Large anisotropic room-temperature ferromagnetism in yttrium-doped HfO2 thin film

Abstract

The realization of room-temperature ferromagnetism in ferroelectric thin films based on HfO2 is a crucial step in broadening the applicability of HfO2-based materials and advancing their utility in spintronics devices. Nevertheless, the substitution of magnetic ions may lead to a reduction in resistivity, posing a challenge to the maintenance of ferroelectricity. Additionally, the resulting dilute magnetic semiconductors often exhibit relatively insignificant magnetic properties. In this study, we achieved substantial room-temperature ferromagnetism and anisotropic magnetism in epitaxial thin films of yttrium-doped HfO2 (HYO) on (111)-oriented yttrium-stabilized zirconia substrates. Remarkably, room-temperature ferromagnetism was observed in the as-grown HYO thin films, and its magnitude was significantly amplified through an annealing process.
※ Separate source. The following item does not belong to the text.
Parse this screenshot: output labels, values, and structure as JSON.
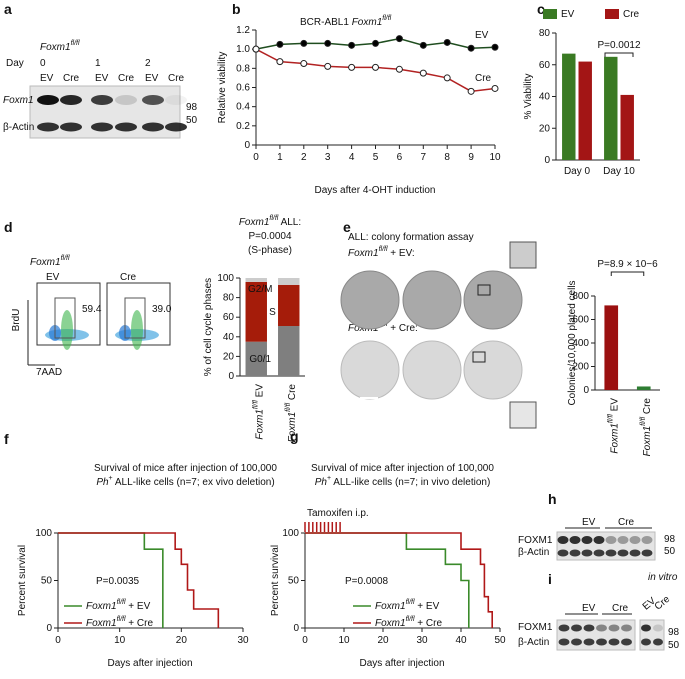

Simultaneously, the anisotropic magnetization behavior in the HYO film could be modulated by adjusting the film thickness and employing different temperature annealing procedures. The variations in anisotropic magnetization and ferromagnetism were attributed to changes in the concentration of oxygen vacancies, which were influenced by both film thickness and annealing conditions. These findings suggest that the manipulation of thickness and defects can effectively control the anisotropic ferromagnetic properties of epitaxial HYO thin films, thereby holding promise for the integration of metal-oxide semiconductors with spintronics.